I recently attended several sessions of Chandler Bolt’s online writing conference, the Self Publishing Success Summit.  All the sessions I watched were excellent, offering high quality advice from experienced authors. One session though, offered even more – the tutorial given by Joseph Michael, AKA Scrivener Guy.

Joseph gave us an hour of highly-condensed video tutorial on Scrivener for books or blogs. I wrote a million notes, some of which I’m sharing here, but I encourage anyone struggling with Scrivener to visit Joseph’s website Learn Scrivener Fast and get some help from him.

Some info I gleaned from this brief but packed online session.

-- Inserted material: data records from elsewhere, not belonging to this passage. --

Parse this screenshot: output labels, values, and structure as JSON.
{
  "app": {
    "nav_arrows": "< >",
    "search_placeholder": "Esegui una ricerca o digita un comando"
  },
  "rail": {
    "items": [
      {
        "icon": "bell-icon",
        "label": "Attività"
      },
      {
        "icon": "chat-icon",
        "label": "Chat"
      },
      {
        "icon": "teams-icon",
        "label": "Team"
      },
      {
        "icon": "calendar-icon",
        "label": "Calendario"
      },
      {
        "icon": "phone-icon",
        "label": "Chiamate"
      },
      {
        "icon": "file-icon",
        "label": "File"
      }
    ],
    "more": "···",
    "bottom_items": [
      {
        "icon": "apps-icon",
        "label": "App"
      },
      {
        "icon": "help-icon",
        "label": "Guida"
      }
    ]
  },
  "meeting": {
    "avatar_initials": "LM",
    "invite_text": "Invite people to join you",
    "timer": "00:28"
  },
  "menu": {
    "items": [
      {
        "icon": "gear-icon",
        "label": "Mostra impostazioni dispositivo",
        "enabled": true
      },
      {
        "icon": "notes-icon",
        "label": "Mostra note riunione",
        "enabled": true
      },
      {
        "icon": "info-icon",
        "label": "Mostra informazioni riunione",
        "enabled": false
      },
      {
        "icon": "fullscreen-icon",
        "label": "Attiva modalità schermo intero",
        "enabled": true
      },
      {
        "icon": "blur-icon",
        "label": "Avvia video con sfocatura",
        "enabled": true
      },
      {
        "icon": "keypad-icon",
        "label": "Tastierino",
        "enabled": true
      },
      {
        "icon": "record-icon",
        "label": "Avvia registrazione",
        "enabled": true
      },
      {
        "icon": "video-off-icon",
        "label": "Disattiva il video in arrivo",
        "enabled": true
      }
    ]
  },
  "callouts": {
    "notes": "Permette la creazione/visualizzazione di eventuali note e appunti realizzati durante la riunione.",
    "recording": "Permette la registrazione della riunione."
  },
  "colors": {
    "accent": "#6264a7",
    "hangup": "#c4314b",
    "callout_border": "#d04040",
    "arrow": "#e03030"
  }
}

  1. Scrivener for Mac seems to have a LOT more in it. I love my PC but Joseph’s screen was all shiny with extra features – like being able to sort your content in the Outliner by their status. Envy!
  2. Generate automatic summaries for your scenes using the Inspector area.
  3. Why not use card labels in the Corkboard view to indicate the point of view character for that scene? And then add colour. You can see how thrilling this might become.
  4. Add the URL from web pages you’re using for research, straight into the Research folder, then use that area just like a browser.
  5. Work with split screens to show research and writing side by side.
  6. You can set scene and project targets and track your progress. In Mac you can see your writing days too.) Motivational!
  7. Drag an image directly into your scrivener text, too, for example for an ebook cover.
  8. Prep your book instantly for Kindle with Scrivener’s Compile feature, and choose what to include/leave out of each compile.
  9. Import directly from a Word document – and use hashtags in your Word doc to indicate where you would like Scrivener to make a split between this scene and the next. Genius.

There was a ton of stuff to learn from the session, and I can recommend Joseph’s style and expertise without hesitation. I now feel so much more confident with Scrivener, and use it to track and store my blog posts as well as book plans.

The SPS Summit was awesome all round, so I’ll be posting more about what I took away from the sessions I attended. The Scrivener freebie though was my top session, in a tie with the one from Joanna Penn, of whom more later.